02:16:54 ◼ ► But it's like they show me things like that and they say, well, what does it say there?
02:17:12 ◼ ► Like maybe study from the actual study guide materials instead of running through the LLM and hoping it doesn't mangle them.
02:17:27 ◼ ► But I mean, like, is that that different from doing a random web search and landing on some random web page?
02:17:35 ◼ ► Yeah, it's that different because the random web page, I think people have better instincts for its sketchiness.
02:17:43 ◼ ► Well, it's kind of what we gave Google, like what Google is supposed to do, like how many people link to it and blah, blah, blah.
02:17:49 ◼ ► But reputation wise, I think people have heard of Wikipedia and understand its reputation.
02:17:54 ◼ ► Like, that's why we have institutions like, you know, as crappy as we may complain about them, the New York Times, Wikipedia, IMDb, whatever.
02:18:01 ◼ ► Like, it's the reason why if we landed on some person's GeoCities page that says Tom Cruise is 50 years old, we trust that less of landing on Wikipedia.
02:18:10 ◼ ► And I know people aren't good at making that determination, but it's something to hang your hat on.
02:18:15 ◼ ► And the problem is, to get back to your earlier point, Marco, is that I think people are starting to think of ChatGPT as the institution that has a reputation in the same way that Wikipedia or the New York Times does.

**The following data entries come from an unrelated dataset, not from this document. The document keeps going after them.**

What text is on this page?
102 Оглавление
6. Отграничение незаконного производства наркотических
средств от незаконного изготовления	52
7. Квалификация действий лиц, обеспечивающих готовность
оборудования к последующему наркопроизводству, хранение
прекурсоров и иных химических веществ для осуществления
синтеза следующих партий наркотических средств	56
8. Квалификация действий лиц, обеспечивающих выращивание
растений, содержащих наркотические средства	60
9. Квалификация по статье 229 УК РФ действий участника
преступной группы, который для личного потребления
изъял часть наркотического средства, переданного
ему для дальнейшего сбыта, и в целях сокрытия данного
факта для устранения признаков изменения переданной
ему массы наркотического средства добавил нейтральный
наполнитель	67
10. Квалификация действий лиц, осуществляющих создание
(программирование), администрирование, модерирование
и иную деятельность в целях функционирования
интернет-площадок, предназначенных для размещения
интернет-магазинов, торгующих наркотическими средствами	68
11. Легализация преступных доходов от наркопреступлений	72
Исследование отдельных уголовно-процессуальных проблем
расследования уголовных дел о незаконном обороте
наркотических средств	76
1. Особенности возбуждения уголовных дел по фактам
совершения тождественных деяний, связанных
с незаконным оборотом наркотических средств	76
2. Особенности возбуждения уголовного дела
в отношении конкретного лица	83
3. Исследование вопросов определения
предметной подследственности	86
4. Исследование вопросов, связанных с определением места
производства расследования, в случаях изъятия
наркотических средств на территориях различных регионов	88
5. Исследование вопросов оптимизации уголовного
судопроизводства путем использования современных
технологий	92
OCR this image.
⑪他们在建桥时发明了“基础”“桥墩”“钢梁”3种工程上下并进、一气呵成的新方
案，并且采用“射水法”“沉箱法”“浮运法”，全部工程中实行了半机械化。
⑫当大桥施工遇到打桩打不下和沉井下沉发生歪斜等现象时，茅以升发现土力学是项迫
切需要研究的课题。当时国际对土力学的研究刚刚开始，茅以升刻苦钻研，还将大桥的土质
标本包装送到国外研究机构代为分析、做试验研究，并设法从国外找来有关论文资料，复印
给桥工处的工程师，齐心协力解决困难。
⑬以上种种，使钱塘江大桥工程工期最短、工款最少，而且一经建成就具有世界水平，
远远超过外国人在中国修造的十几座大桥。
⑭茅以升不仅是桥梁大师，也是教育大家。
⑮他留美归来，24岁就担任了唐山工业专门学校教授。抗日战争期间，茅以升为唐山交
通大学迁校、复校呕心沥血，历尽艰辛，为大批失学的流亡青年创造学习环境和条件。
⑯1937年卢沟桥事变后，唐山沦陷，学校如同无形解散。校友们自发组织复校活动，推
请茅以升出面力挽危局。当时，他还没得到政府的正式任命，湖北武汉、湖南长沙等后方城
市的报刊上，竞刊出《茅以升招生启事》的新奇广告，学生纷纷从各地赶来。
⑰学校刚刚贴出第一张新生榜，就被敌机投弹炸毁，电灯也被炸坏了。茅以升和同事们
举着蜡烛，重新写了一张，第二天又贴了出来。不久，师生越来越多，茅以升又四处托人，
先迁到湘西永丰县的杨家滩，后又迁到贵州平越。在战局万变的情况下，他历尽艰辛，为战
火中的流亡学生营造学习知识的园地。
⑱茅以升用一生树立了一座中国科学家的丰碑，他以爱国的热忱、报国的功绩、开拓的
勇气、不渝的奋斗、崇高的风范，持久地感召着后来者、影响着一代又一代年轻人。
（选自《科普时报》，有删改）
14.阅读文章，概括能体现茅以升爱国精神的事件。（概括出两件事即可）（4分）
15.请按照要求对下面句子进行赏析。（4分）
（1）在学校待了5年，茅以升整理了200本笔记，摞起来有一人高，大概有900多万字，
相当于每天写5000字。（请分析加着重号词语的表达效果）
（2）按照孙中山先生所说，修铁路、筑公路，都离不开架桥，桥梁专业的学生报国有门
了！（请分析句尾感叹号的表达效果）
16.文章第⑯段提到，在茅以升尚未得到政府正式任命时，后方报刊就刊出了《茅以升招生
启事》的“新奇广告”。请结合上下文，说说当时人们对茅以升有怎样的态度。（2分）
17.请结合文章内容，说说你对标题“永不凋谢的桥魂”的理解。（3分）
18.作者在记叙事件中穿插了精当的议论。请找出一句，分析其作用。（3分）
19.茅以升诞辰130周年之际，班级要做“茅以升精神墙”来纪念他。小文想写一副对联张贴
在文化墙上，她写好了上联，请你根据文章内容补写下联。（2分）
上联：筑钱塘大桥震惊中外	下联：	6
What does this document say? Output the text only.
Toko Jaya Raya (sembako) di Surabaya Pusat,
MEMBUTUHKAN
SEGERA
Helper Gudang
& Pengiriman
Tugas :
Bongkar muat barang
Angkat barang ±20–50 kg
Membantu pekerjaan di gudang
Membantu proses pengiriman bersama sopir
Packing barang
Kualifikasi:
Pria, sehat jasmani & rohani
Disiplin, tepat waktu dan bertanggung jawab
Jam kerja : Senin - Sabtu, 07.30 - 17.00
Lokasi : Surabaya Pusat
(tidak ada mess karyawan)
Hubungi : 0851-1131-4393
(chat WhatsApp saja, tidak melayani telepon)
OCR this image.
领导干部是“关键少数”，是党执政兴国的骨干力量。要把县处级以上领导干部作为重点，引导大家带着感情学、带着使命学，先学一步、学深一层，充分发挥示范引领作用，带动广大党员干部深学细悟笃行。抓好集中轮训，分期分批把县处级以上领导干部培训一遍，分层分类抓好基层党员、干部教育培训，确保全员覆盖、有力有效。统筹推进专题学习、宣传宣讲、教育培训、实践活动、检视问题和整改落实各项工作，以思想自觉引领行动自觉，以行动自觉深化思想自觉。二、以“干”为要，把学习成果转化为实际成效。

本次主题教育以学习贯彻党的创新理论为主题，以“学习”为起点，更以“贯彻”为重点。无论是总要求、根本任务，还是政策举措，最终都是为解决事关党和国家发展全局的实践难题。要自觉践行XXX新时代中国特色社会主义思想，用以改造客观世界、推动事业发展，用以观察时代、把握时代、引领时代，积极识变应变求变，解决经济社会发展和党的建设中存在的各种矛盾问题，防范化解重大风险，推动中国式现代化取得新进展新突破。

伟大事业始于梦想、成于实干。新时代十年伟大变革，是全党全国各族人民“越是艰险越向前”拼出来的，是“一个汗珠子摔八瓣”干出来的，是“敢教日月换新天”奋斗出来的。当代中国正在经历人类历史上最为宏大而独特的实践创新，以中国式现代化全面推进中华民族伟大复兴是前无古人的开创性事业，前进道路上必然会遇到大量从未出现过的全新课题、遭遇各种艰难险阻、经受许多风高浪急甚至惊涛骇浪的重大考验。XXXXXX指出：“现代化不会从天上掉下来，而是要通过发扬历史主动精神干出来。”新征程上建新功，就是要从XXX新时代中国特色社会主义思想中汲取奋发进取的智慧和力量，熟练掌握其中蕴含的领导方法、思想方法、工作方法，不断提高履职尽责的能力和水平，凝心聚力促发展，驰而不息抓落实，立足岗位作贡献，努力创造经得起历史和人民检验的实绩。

02:18:25 ◼ ► And that is unfounded because ChatGPT is many things, but it is not like they, ChatGPT, you know, OpenAI, the company or the product, they don't have any information.
02:18:35 ◼ ► They are just gathering information from elsewhere, compressing it, grinding it up and spitting it out to you in some form that looks plausible.
02:18:41 ◼ ► But it is not the same thing as what Wikipedia or the New York Times are doing with their information.